Un récent dossier pris en charge par le pôle l’illustre parfaitement. Tout a débuté par la saisine du cabinet par une commune située sur la côte atlantique, laquelle était en conflit avec l’exploitant de l’un des campings implantés sur son territoire. Préparant la prochaine saison estivale avec beaucoup d’allant, la société gestionnaire de ce camping avait commencé à installer plusieurs équipements de loisirs sur le terrain agricole situé en face de son établissement, le tout sans solliciter la moindre autorisation et, sur le fond, en toute illégalité dès lors que ces travaux méconnaissaient le caractère agricole du secteur où ils étaient exécutés et certaines des règles de la loi Littoral. Afin d’éviter l’aggravation de cette situation, et après avoir respecté une procédure contradictoire, la commune a énergiquement réagi par l’adoption d’un arrêté mettant en demeure l’exploitant de cesser ses agissements et, surtout, d’enlever les équipements de loisirs entreposés sur le terrain agricole, ces mesures étant assortie d’une astreinte journalière afin de garantir leur effectivité.

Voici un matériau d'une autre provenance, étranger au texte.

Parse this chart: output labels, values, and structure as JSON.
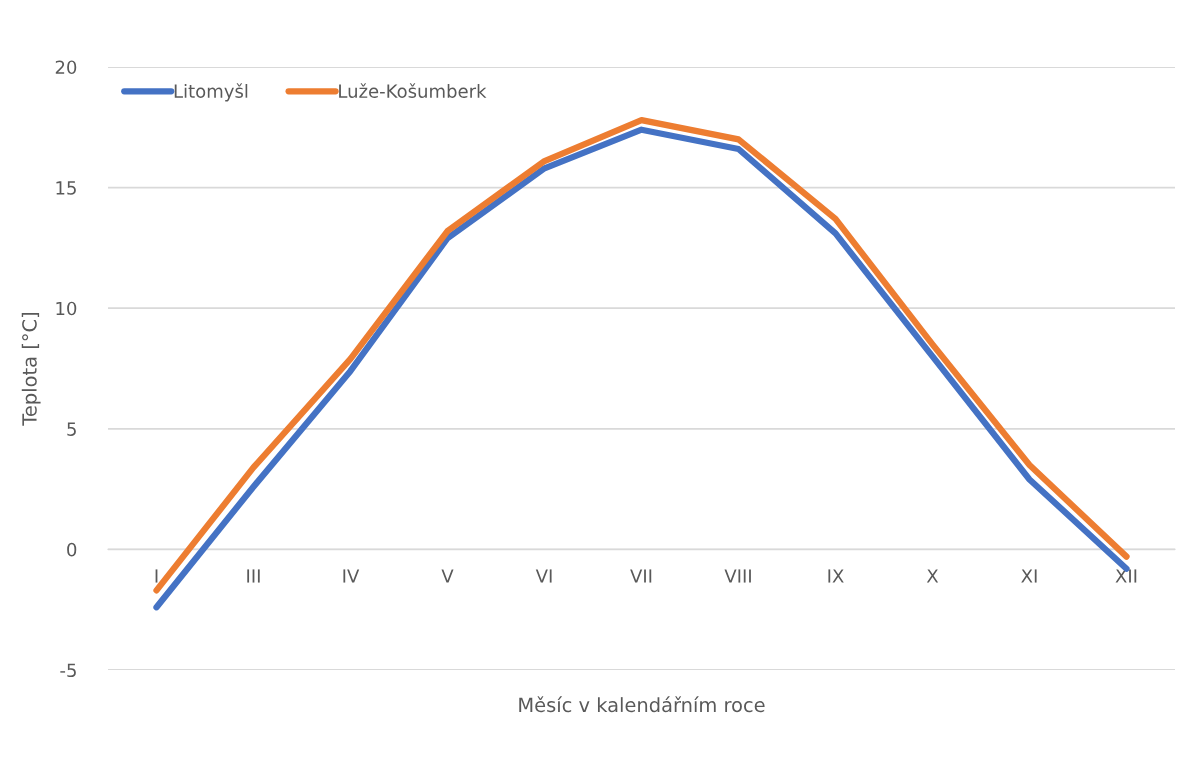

En réponse, l’exploitant du camping a saisi le juge administratif d’une requête sollicitant l’annulation de cet arrêté. Les beaux jours arrivant, le juge des référés a également été saisi afin qu’il suspende l’exécution de cet arrêté, ce  qui aurait alors permis à l’exploitant du camping de pouvoir mettre à la disposition de sa clientèle ces équipements de loisirs durant toute la saison 2026.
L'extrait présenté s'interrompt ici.